Let $L$ be the long line and define $p: L \rightarrow \mathbb S^1$ by wrapping each segment of the line around the unit circle once, essentially in the same manner as with $\mathbb R$. Clearly we have that for $x \in \mathbb S^1$ the cardinality of the fiber $p^{-1}(0)$ is uncountable, which isn't possible since the fundamental group of the circle is countable. But it's not clear to me why $p$ is not a covering map. It's certainly surjective and seems to be continuous and a local homeomorphism. Yet one of these conditions must fail. Is the map not as well-defined as I originally thought.

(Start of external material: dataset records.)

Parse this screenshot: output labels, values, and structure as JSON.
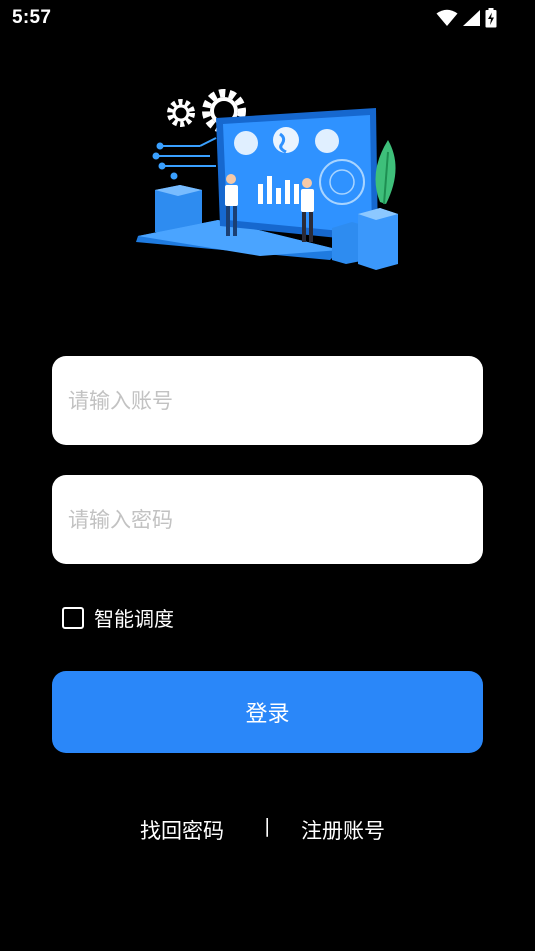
{
  "status_bar": {
    "time": "5:57",
    "icons": [
      "wifi-icon",
      "cellular-signal-icon",
      "battery-charging-icon"
    ]
  },
  "hero": {
    "illustration": "laptop-data-analytics-illustration"
  },
  "form": {
    "account": {
      "placeholder": "请输入账号",
      "value": ""
    },
    "password": {
      "placeholder": "请输入密码",
      "value": ""
    },
    "smart_dispatch": {
      "label": "智能调度",
      "checked": false
    },
    "login_label": "登录"
  },
  "links": {
    "forgot_password": "找回密码",
    "separator": "|",
    "register": "注册账号"
  },
  "colors": {
    "background": "#000000",
    "primary": "#2a87f9",
    "input_background": "#ffffff",
    "placeholder": "#c2c2c2"
  }
}
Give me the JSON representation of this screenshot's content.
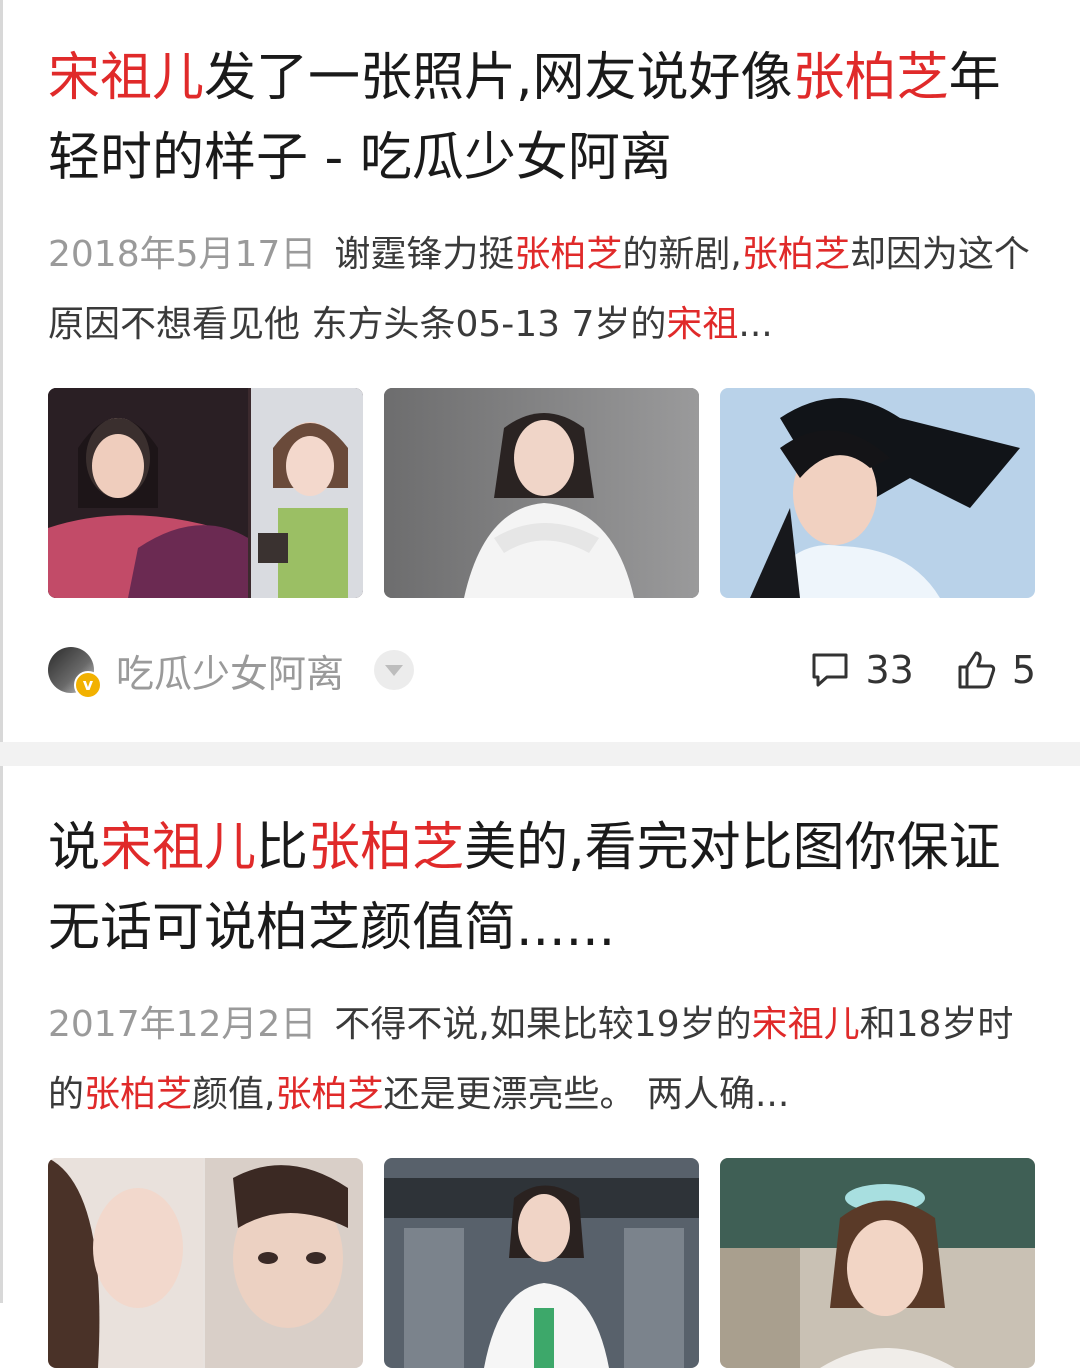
{
  "feed": [
    {
      "title_parts": [
        {
          "text": "宋祖儿",
          "hl": true
        },
        {
          "text": "发了一张照片,网友说好像",
          "hl": false
        },
        {
          "text": "张柏芝",
          "hl": true
        },
        {
          "text": "年轻时的样子 - 吃瓜少女阿离",
          "hl": false
        }
      ],
      "date": "2018年5月17日",
      "snippet_parts": [
        {
          "text": "谢霆锋力挺",
          "hl": false
        },
        {
          "text": "张柏芝",
          "hl": true
        },
        {
          "text": "的新剧,",
          "hl": false
        },
        {
          "text": "张柏芝",
          "hl": true
        },
        {
          "text": "却因为这个原因不想看见他 东方头条05-13 7岁的",
          "hl": false
        },
        {
          "text": "宋祖",
          "hl": true
        },
        {
          "text": "...",
          "hl": false
        }
      ],
      "author": "吃瓜少女阿离",
      "comments": "33",
      "likes": "5"
    },
    {
      "title_parts": [
        {
          "text": "说",
          "hl": false
        },
        {
          "text": "宋祖儿",
          "hl": true
        },
        {
          "text": "比",
          "hl": false
        },
        {
          "text": "张柏芝",
          "hl": true
        },
        {
          "text": "美的,看完对比图你保证无话可说柏芝颜值简......",
          "hl": false
        }
      ],
      "date": "2017年12月2日",
      "snippet_parts": [
        {
          "text": "不得不说,如果比较19岁的",
          "hl": false
        },
        {
          "text": "宋祖儿",
          "hl": true
        },
        {
          "text": "和18岁时的",
          "hl": false
        },
        {
          "text": "张柏芝",
          "hl": true
        },
        {
          "text": "颜值,",
          "hl": false
        },
        {
          "text": "张柏芝",
          "hl": true
        },
        {
          "text": "还是更漂亮些。 两人确...",
          "hl": false
        }
      ]
    }
  ],
  "colors": {
    "highlight": "#e02a2a",
    "date": "#9a9a9a",
    "divider": "#f2f2f2"
  },
  "icons": {
    "comment": "comment-icon",
    "like": "thumbs-up-icon",
    "dropdown": "chevron-down-icon",
    "verified": "verified-badge-icon"
  }
}
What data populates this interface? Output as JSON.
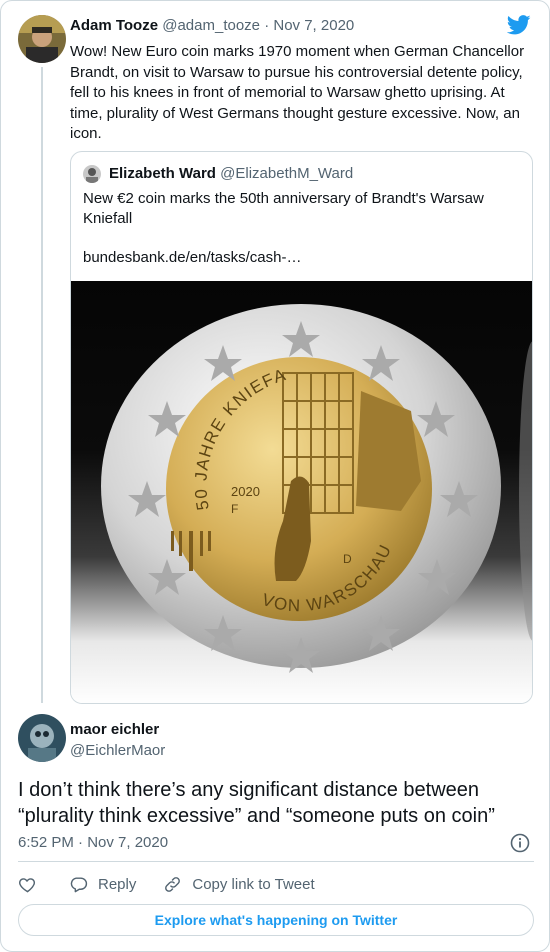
{
  "parent_tweet": {
    "display_name": "Adam Tooze",
    "handle": "@adam_tooze",
    "separator": " · ",
    "date": "Nov 7, 2020",
    "text": "Wow! New Euro coin marks 1970 moment when German Chancellor Brandt, on visit to Warsaw to pursue his controversial detente policy, fell to his knees in front of memorial to Warsaw ghetto uprising. At time, plurality of West Germans thought gesture excessive. Now, an icon."
  },
  "quoted_tweet": {
    "display_name": "Elizabeth Ward",
    "handle": "@ElizabethM_Ward",
    "text": "New €2 coin marks the 50th anniversary of Brandt's Warsaw Kniefall",
    "link": "bundesbank.de/en/tasks/cash-…",
    "coin": {
      "arc_text_top": "50 JAHRE KNIEFALL",
      "arc_text_bottom": "VON WARSCHAU",
      "year": "2020",
      "mint_mark_left": "F",
      "mint_mark_right": "D"
    }
  },
  "reply_tweet": {
    "display_name": "maor eichler",
    "handle": "@EichlerMaor",
    "text": "I don’t think there’s any significant distance between “plurality think excessive” and “someone puts on coin”",
    "timestamp": "6:52 PM · Nov 7, 2020"
  },
  "actions": {
    "reply_label": "Reply",
    "copy_label": "Copy link to Tweet"
  },
  "footer": {
    "explore_label": "Explore what's happening on Twitter"
  },
  "colors": {
    "twitter_blue": "#1d9bf0",
    "secondary_text": "#536471",
    "border": "#cfd9de",
    "coin_gold": "#c9a445",
    "coin_silver": "#d7d7d7"
  },
  "icons": [
    "twitter-bird-icon",
    "info-icon",
    "heart-icon",
    "reply-bubble-icon",
    "link-icon"
  ]
}
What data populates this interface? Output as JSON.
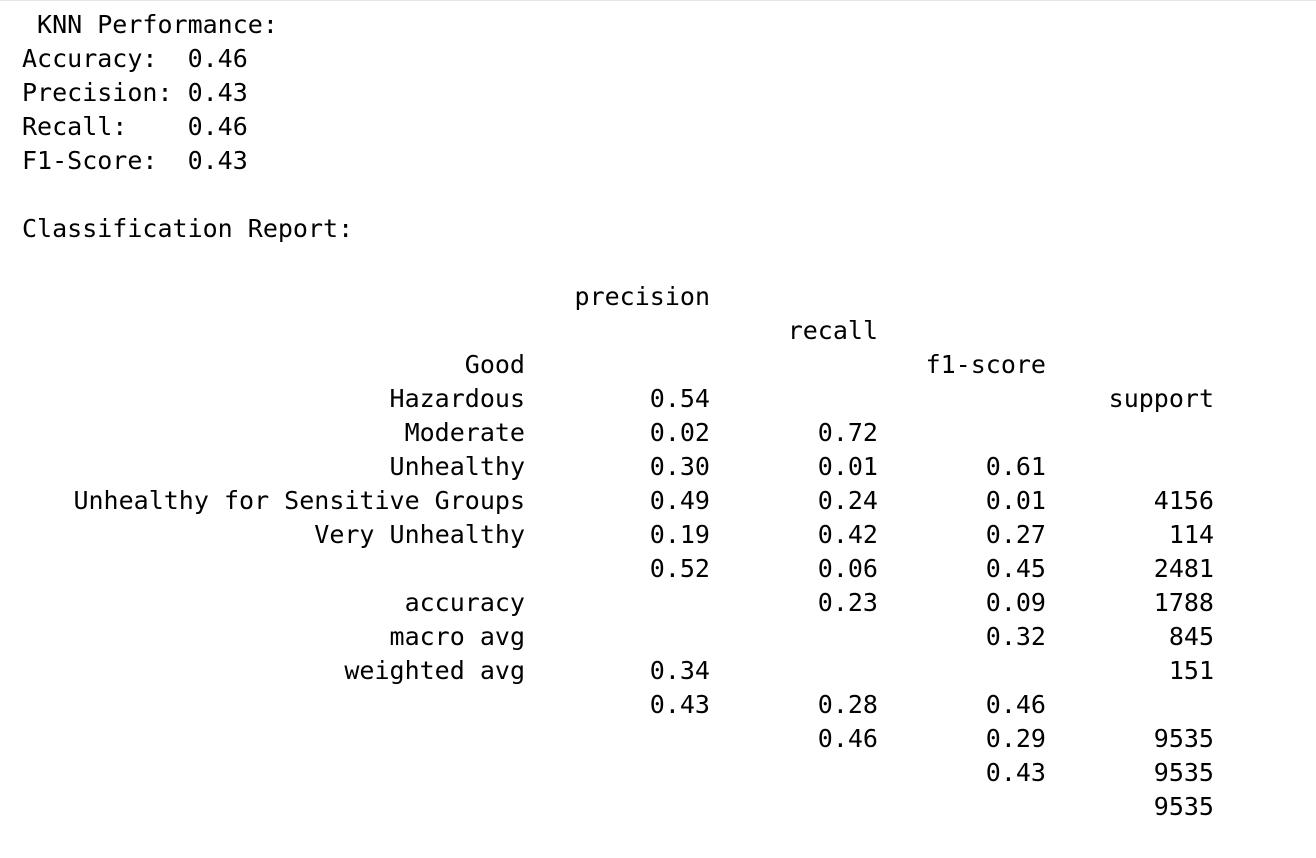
{
  "performance": {
    "title": " KNN Performance:",
    "metrics": [
      {
        "label": "Accuracy:  ",
        "value": "0.46"
      },
      {
        "label": "Precision: ",
        "value": "0.43"
      },
      {
        "label": "Recall:    ",
        "value": "0.46"
      },
      {
        "label": "F1-Score:  ",
        "value": "0.43"
      }
    ]
  },
  "report": {
    "title": "Classification Report:",
    "headers": [
      "precision",
      "recall",
      "f1-score",
      "support"
    ],
    "classes": [
      {
        "label": "Good",
        "precision": "0.54",
        "recall": "0.72",
        "f1": "0.61",
        "support": "4156"
      },
      {
        "label": "Hazardous",
        "precision": "0.02",
        "recall": "0.01",
        "f1": "0.01",
        "support": "114"
      },
      {
        "label": "Moderate",
        "precision": "0.30",
        "recall": "0.24",
        "f1": "0.27",
        "support": "2481"
      },
      {
        "label": "Unhealthy",
        "precision": "0.49",
        "recall": "0.42",
        "f1": "0.45",
        "support": "1788"
      },
      {
        "label": "Unhealthy for Sensitive Groups",
        "precision": "0.19",
        "recall": "0.06",
        "f1": "0.09",
        "support": "845"
      },
      {
        "label": "Very Unhealthy",
        "precision": "0.52",
        "recall": "0.23",
        "f1": "0.32",
        "support": "151"
      }
    ],
    "summary": [
      {
        "label": "accuracy",
        "precision": "",
        "recall": "",
        "f1": "0.46",
        "support": "9535"
      },
      {
        "label": "macro avg",
        "precision": "0.34",
        "recall": "0.28",
        "f1": "0.29",
        "support": "9535"
      },
      {
        "label": "weighted avg",
        "precision": "0.43",
        "recall": "0.46",
        "f1": "0.43",
        "support": "9535"
      }
    ]
  }
}
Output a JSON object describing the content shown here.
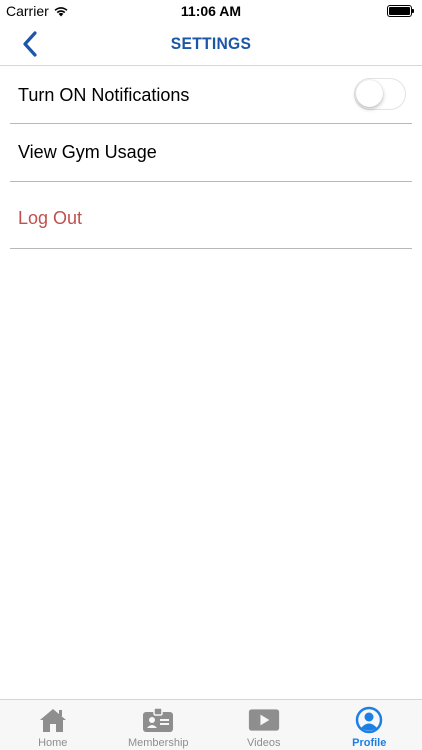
{
  "status_bar": {
    "carrier": "Carrier",
    "time": "11:06 AM"
  },
  "nav": {
    "title": "SETTINGS",
    "back_icon": "chevron-left-icon"
  },
  "settings": {
    "notifications_label": "Turn ON Notifications",
    "notifications_enabled": false,
    "gym_usage_label": "View Gym Usage",
    "logout_label": "Log Out"
  },
  "tabs": [
    {
      "label": "Home",
      "icon": "home-icon",
      "active": false
    },
    {
      "label": "Membership",
      "icon": "id-card-icon",
      "active": false
    },
    {
      "label": "Videos",
      "icon": "play-icon",
      "active": false
    },
    {
      "label": "Profile",
      "icon": "profile-icon",
      "active": true
    }
  ],
  "colors": {
    "accent": "#1c56a6",
    "logout": "#c0504d",
    "tab_active": "#1c7fe6",
    "tab_inactive": "#8e8e8e"
  }
}
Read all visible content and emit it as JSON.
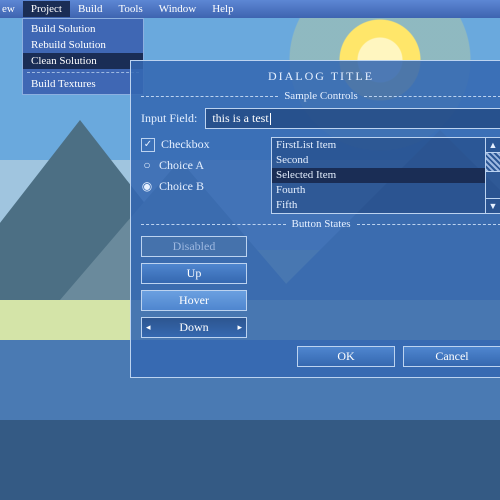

I assume I'm misunderstanding the long line in a fundamental way.

  • 3
    $\begingroup$ The problem seems to lie in the phrase "essentially in the same manner as with $\mathbb{R}$." As kahen suggests you haven't proven that the naive interpretation of what this means is continuous. (The long line does not have the colimit topology with respect to the intervals that make it up; if it did, it would be disconnected.) $\endgroup$ Jun 2, 2011 at 20:01
  • $\begingroup$ @Qiaochu, That would be a fundamental thing I'm missing. $\endgroup$
    – JSchlather
    Jun 2, 2011 at 20:03

2 Answers 2


The "obvious" function from the long line to the circle is not continuous at the limit ordinals. As you approach a limit ordinal from the left, the map revolves around the circle infinitely many times, and therefore does not converge to a limiting value on the circle.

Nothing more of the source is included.